Relato de María Valerón Romero • Ilustración: @elcaosdegua
Desde que leyó la cicatriz de su boca ya no volvió a dormir. Atravesaba, fina, el labio de Susana, surcaba el contorno y caía como una gota hacia la barbilla.
No es que no pudiera dormir, tenía sueño, pero después de aquel detalle dormir le parecía una pérdida de tiempo, horas perdidas que podría usar en repasar una y cien veces la línea que giraba caprichosa por el borde rojo de la voz de aquella chica.
Fue en una décima de segundo; con la risa cayó un relámpago de dientes, la piel se estiró y quedó descubierta aquella cicatriz vieja, como un rayón antiguo de la pared escondido debajo de varias capas de pintura. Estaba allí, estaba hablando de algo que debió haber pasado hace demasiado tiempo porque una marca así no se esconde por capricho debajo de tanta piel nueva.
Una décima de segundo fue suficiente para marcar el pliego y trasladar la imagen hasta el fondo de los ojos de Rafael, que la grabaron como un interrogante, como una sorpresa nueva. Y ya nada de la conversación le interesó tanto, ni los viajes, ni el trabajo, ni la música que había estado escuchando los últimos meses que no se habían visto; lo único que pudo interesarle, que persiguió con impulso casi obsesivo, eran los bordes torcidos de la boca de Susana, aquella asimetría que hasta al momento no tenía explicación. Pasó el resto de la tarde esperando que la huella se despertara de nuevo, sin suerte.

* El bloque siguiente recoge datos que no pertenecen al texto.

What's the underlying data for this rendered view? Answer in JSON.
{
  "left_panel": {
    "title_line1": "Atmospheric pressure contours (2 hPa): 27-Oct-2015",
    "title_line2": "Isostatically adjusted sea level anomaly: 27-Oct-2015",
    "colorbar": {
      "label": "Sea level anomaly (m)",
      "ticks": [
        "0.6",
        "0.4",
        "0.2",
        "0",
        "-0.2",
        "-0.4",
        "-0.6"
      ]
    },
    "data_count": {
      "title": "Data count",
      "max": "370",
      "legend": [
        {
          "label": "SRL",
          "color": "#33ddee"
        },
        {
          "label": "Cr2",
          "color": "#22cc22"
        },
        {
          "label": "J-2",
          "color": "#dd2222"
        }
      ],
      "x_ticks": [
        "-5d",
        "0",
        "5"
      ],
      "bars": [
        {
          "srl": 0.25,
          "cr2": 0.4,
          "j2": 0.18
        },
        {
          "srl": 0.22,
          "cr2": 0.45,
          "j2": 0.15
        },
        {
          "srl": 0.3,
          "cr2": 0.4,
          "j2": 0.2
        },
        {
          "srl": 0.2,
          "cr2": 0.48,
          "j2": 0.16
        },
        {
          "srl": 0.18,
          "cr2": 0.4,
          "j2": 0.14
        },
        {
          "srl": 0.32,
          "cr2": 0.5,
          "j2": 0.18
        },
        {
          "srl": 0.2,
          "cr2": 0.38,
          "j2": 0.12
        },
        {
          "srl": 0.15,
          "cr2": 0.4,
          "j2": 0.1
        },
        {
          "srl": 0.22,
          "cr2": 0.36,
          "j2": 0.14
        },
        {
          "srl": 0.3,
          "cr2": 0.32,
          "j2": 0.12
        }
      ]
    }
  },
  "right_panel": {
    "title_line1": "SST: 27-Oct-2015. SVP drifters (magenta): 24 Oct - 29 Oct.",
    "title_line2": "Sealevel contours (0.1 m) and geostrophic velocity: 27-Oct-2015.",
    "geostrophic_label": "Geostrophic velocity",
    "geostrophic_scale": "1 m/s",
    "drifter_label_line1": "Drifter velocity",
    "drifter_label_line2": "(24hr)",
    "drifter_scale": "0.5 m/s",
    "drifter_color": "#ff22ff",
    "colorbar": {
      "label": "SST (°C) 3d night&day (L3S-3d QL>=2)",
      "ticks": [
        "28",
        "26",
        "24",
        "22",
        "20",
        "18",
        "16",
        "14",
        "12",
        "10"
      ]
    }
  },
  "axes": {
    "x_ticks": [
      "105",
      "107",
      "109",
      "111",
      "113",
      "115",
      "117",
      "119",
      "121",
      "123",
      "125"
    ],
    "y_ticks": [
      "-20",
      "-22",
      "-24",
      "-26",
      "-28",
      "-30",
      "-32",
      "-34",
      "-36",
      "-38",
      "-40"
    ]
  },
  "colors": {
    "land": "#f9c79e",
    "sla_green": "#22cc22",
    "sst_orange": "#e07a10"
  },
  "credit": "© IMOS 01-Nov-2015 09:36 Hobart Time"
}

Las siguientes semanas paseó su boca por todas las luces: por el atardecer de la playa, y los focos de un concierto, y el mediodía en la ciudad. Incluso se empeñó por recorrer museos y galerías de arte, con el deseo secreto de que las luces blancas atrajeran la cicatriz, como ciertos bombillos llaman a los peces en la oscuridad del mar. En el faro del puerto, se besaron durante horas, y entre cada risa, en medio del foco intermitente, los ojos de Rafael corrían, buscando, tentando la piel clara.
Aunque acarició su boca, besó y mordió y apretó su boca, aunque rozó una y mil veces con los ojos el espacio que una vez señaló aquel interrogante, aunque cada noche recordaba exactamente dónde estaba la fina y larga arruga, y aunque la cara de Susana se hubiera convertido, de repente, en un mapa que llevaba inevitablemente siempre a aquella línea que se había escondido por capricho, Rafael no encontró nunca la cicatriz.
Pero para entonces aquel pliego ya había dejado de tener consistencia en esta historia: había pasado a ocupar un hueco casi imperceptible debajo de la memoria, donde Rafael lo guardó como el imán que le había arrastrado hasta la vida.